Ogólnie - warto było powalczyć z wiatrem na trasie z i do Wawy. Nawet bardzo.

No właśnie to był koncert bez ducha, który towarzyszy występom Floydów, niestety teraz tylko w pojedynkę. Do wymienionych koncertów dodał bym występ Watersa w Pradze w zeszłym roku w ramach trasy Dark side of the moon. Zaprezentowana wdrugiej części rozbudowana wersja Ciemnej strony była wspaniała, wokaliza w Great gig in the sky też wspaniała, ponadto utkwiło mi w pamięci wejście na bębnach w Time-niesamowite.

  • 6 miesięcy później...

Temat powraca a raczej powróci w przyszłym roku i to we Wrocławiu :))) z czego niezmiernie się cieszę. Mam nadzieję, że ten koncert będzie miał "ducha" starego ducha pink floydów ... jeszcze tkwi w mojej głowie informacja o śmierci Richarda Wrighta... Mam nadzieję, że 30 rocznica The Wall będzie wystarczającym impulsem do tego by poczuć to coś ...

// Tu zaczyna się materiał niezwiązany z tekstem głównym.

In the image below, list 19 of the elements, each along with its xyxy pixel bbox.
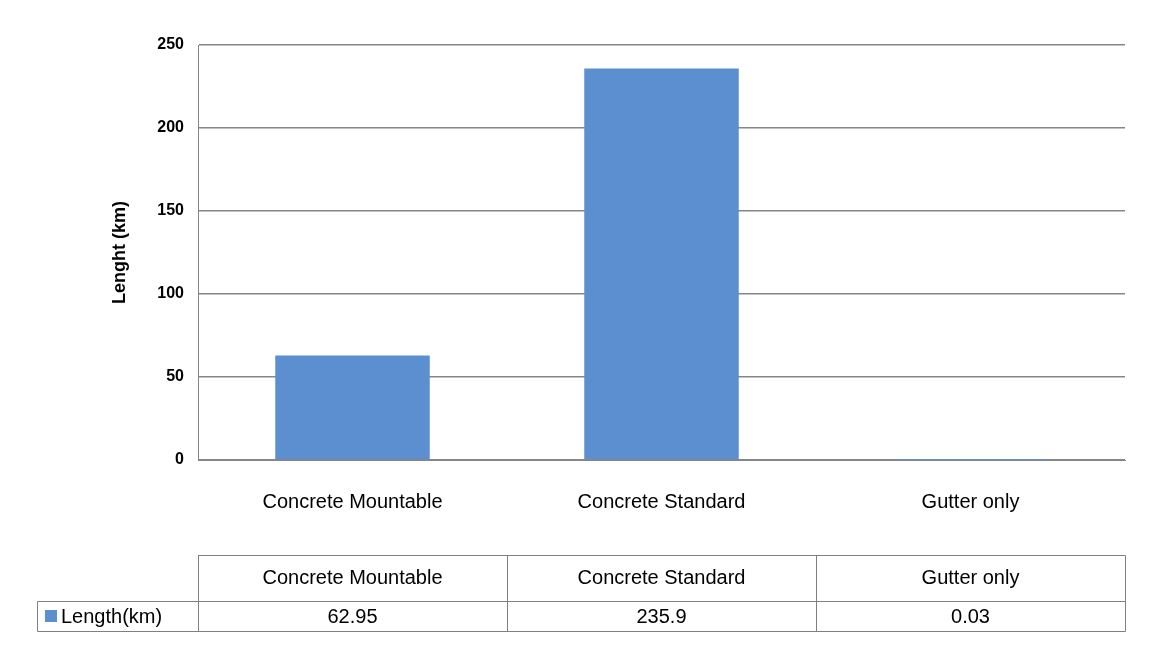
bar	[275, 355, 430, 460]
y-axis-title: Lenght (km)	[108, 201, 129, 304]
y-tick-label: 200	[157, 118, 185, 136]
category-label: Concrete Standard	[577, 565, 746, 588]
category-label: Gutter only	[921, 565, 1020, 588]
y-tick-label: 50	[166, 367, 185, 385]
x-tick-label: Concrete Standard	[577, 489, 746, 512]
y-tick-label: 250	[157, 35, 185, 53]
data-label: 0.03	[951, 604, 990, 627]
category-label: Concrete Mountable	[262, 565, 443, 588]
data-label: 62.95	[327, 604, 378, 627]
y-tick-label: 150	[157, 201, 185, 219]
x-tick-label: Gutter only	[921, 489, 1020, 512]
legend-label: Length(km)	[61, 604, 163, 627]
y-tick-label: 0	[175, 450, 185, 468]
data-label: 235.9	[636, 604, 687, 627]
y-tick-label: 100	[157, 284, 185, 302]
bar	[584, 68, 739, 460]
x-tick-label: Concrete Mountable	[262, 489, 443, 512]
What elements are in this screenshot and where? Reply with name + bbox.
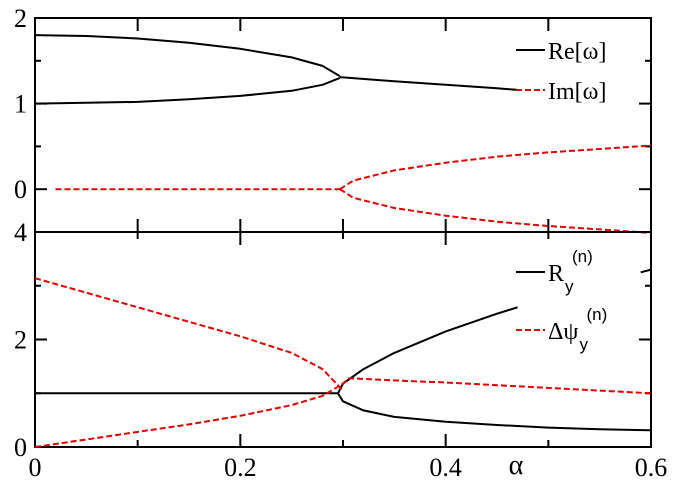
top-y-tick-label: 2 bbox=[14, 4, 27, 33]
bottom-x-tick-label: 0.2 bbox=[224, 453, 257, 482]
bottom-series-0-branch-3 bbox=[640, 268, 652, 274]
bottom-legend-label-0: R bbox=[548, 261, 564, 287]
top-y-tick-label: 1 bbox=[14, 90, 27, 119]
bottom-series-0-branch-1 bbox=[337, 306, 518, 394]
bottom-series-1-branch-2 bbox=[348, 377, 652, 395]
bottom-y-tick-label: 0 bbox=[14, 433, 27, 462]
bottom-y-tick-label: 2 bbox=[14, 326, 27, 355]
bottom-x-tick-label: 0.4 bbox=[429, 453, 462, 482]
x-axis-label: α bbox=[509, 450, 524, 481]
top-series-1-branch-2 bbox=[339, 188, 652, 234]
bottom-x-tick-label: 0.6 bbox=[635, 453, 668, 482]
bottom-series-0-branch-2 bbox=[337, 392, 652, 432]
bottom-legend-superscript-0: (n) bbox=[572, 247, 593, 266]
top-y-tick-label: 0 bbox=[14, 175, 27, 204]
top-series-0-branch-0 bbox=[34, 34, 341, 78]
bottom-y-tick-label: 4 bbox=[14, 218, 27, 247]
bottom-legend-subscript-1: y bbox=[579, 335, 588, 354]
bottom-series-1-branch-0 bbox=[34, 277, 344, 392]
top-series-0-branch-1 bbox=[34, 76, 341, 105]
top-series-0-branch-2 bbox=[339, 76, 518, 91]
top-legend-label-0: Re[ω] bbox=[548, 39, 606, 65]
bottom-legend-subscript-0: y bbox=[565, 277, 574, 296]
top-series-1-branch-1 bbox=[339, 144, 652, 191]
bottom-series-1-branch-1 bbox=[34, 378, 349, 448]
top-legend-label-1: Im[ω] bbox=[548, 79, 606, 105]
bottom-x-tick-label: 0 bbox=[29, 453, 42, 482]
bottom-legend-superscript-1: (n) bbox=[586, 305, 607, 324]
bottom-legend-label-1: Δψ bbox=[548, 319, 578, 345]
top-panel: 2 1 0 Re[ω] Im[ω] bbox=[14, 4, 652, 234]
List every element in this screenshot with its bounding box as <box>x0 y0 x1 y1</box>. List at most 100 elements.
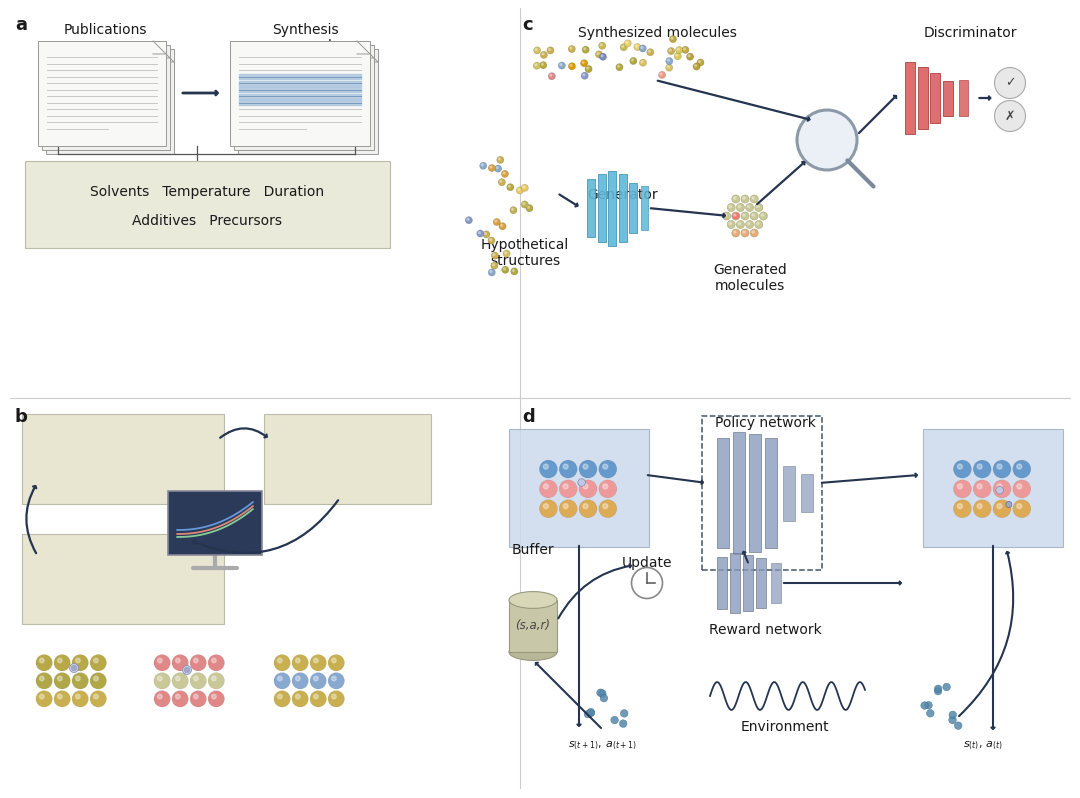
Circle shape <box>578 479 585 486</box>
Text: (s,a,r): (s,a,r) <box>515 619 551 633</box>
Circle shape <box>503 172 505 174</box>
Circle shape <box>172 654 188 671</box>
Circle shape <box>154 673 171 689</box>
Circle shape <box>745 220 754 228</box>
Circle shape <box>488 269 496 276</box>
Circle shape <box>579 480 597 498</box>
Circle shape <box>725 214 727 216</box>
Circle shape <box>476 230 484 237</box>
Circle shape <box>570 65 572 66</box>
Circle shape <box>751 195 758 203</box>
Circle shape <box>739 223 741 225</box>
Text: $s_{(t)},\,a_{(t)}$: $s_{(t)},\,a_{(t)}$ <box>963 740 1003 753</box>
Circle shape <box>599 53 607 61</box>
Circle shape <box>274 673 291 689</box>
Text: Additives   Precursors: Additives Precursors <box>133 215 283 228</box>
Text: Discriminator: Discriminator <box>923 26 1016 40</box>
Circle shape <box>492 254 495 255</box>
Text: Synthesized molecules: Synthesized molecules <box>578 26 737 40</box>
Circle shape <box>954 480 971 498</box>
Circle shape <box>948 717 957 724</box>
Circle shape <box>549 73 555 80</box>
FancyBboxPatch shape <box>765 438 777 548</box>
Circle shape <box>957 504 962 508</box>
Circle shape <box>274 654 291 671</box>
Circle shape <box>292 654 309 671</box>
Circle shape <box>568 63 576 70</box>
Circle shape <box>583 74 584 76</box>
Circle shape <box>737 203 744 211</box>
Circle shape <box>503 268 505 270</box>
Circle shape <box>90 673 107 689</box>
Circle shape <box>278 676 282 681</box>
Circle shape <box>510 207 517 214</box>
Circle shape <box>618 65 620 67</box>
Circle shape <box>684 48 686 50</box>
Circle shape <box>193 676 199 681</box>
Circle shape <box>955 722 962 729</box>
Circle shape <box>72 654 89 671</box>
Circle shape <box>665 57 673 65</box>
Circle shape <box>598 500 617 518</box>
Circle shape <box>752 214 755 216</box>
FancyBboxPatch shape <box>238 49 378 154</box>
Circle shape <box>934 687 942 695</box>
Circle shape <box>973 460 991 478</box>
Circle shape <box>559 64 562 65</box>
Circle shape <box>208 654 225 671</box>
Circle shape <box>752 231 755 233</box>
Circle shape <box>586 67 589 69</box>
Circle shape <box>546 47 554 54</box>
Circle shape <box>747 223 750 225</box>
Circle shape <box>559 480 577 498</box>
Circle shape <box>648 50 650 53</box>
FancyBboxPatch shape <box>717 438 729 548</box>
Circle shape <box>176 694 180 699</box>
Circle shape <box>94 658 98 663</box>
Circle shape <box>40 676 44 681</box>
Circle shape <box>581 72 589 79</box>
Circle shape <box>584 710 592 718</box>
Circle shape <box>539 460 557 478</box>
FancyBboxPatch shape <box>629 183 637 233</box>
Circle shape <box>737 220 744 228</box>
Circle shape <box>274 690 291 707</box>
Circle shape <box>541 63 543 65</box>
Circle shape <box>583 464 588 469</box>
Circle shape <box>158 694 162 699</box>
Circle shape <box>752 197 755 200</box>
Circle shape <box>757 223 759 225</box>
Circle shape <box>310 673 326 689</box>
FancyBboxPatch shape <box>588 179 595 237</box>
Circle shape <box>733 197 735 200</box>
Circle shape <box>483 231 490 238</box>
Circle shape <box>491 252 499 259</box>
Circle shape <box>296 694 300 699</box>
Circle shape <box>586 709 595 716</box>
Circle shape <box>640 46 643 49</box>
Text: Buffer: Buffer <box>512 543 554 557</box>
Circle shape <box>499 223 507 230</box>
Circle shape <box>332 694 336 699</box>
Circle shape <box>957 484 962 489</box>
Circle shape <box>563 484 568 489</box>
Circle shape <box>190 690 206 707</box>
Circle shape <box>954 460 971 478</box>
Circle shape <box>495 165 502 172</box>
Circle shape <box>523 203 525 204</box>
Circle shape <box>328 654 345 671</box>
Circle shape <box>693 63 700 70</box>
FancyBboxPatch shape <box>771 563 781 603</box>
Circle shape <box>54 673 70 689</box>
Circle shape <box>154 690 171 707</box>
FancyBboxPatch shape <box>717 557 727 609</box>
Circle shape <box>465 216 472 223</box>
Circle shape <box>611 717 619 724</box>
Circle shape <box>467 219 469 220</box>
Circle shape <box>313 676 319 681</box>
Circle shape <box>723 212 730 220</box>
Circle shape <box>973 480 991 498</box>
Text: ✓: ✓ <box>1004 77 1015 89</box>
Circle shape <box>667 59 670 61</box>
FancyBboxPatch shape <box>168 491 262 555</box>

... to, że 31 stycznia odbędzie się jubileuszowy koncert "The Wall" właśnie we Wrocku :)

 

poniżej link, gdzie można jeszcze dorwać ostatnie sztuki biletów ale wiem, że jeszcze kilka jest na innych portalach.

 

Ukryta Zawartość

    Zaloguj się, aby zobaczyć treść.
Zaloguj się, aby zobaczyć treść (możliwe logowanie za pomocą )

 

Pozdrawiam, Cyp

Ukryta Zawartość

    Zaloguj się, aby zobaczyć treść.
Zaloguj się, aby zobaczyć treść (możliwe logowanie za pomocą )
  • 4 miesiące później...

Właśnie wróciłem z koncertu. Generalnie nie jestem fanem Floydów. Wolę raczej cięższe brzmienia.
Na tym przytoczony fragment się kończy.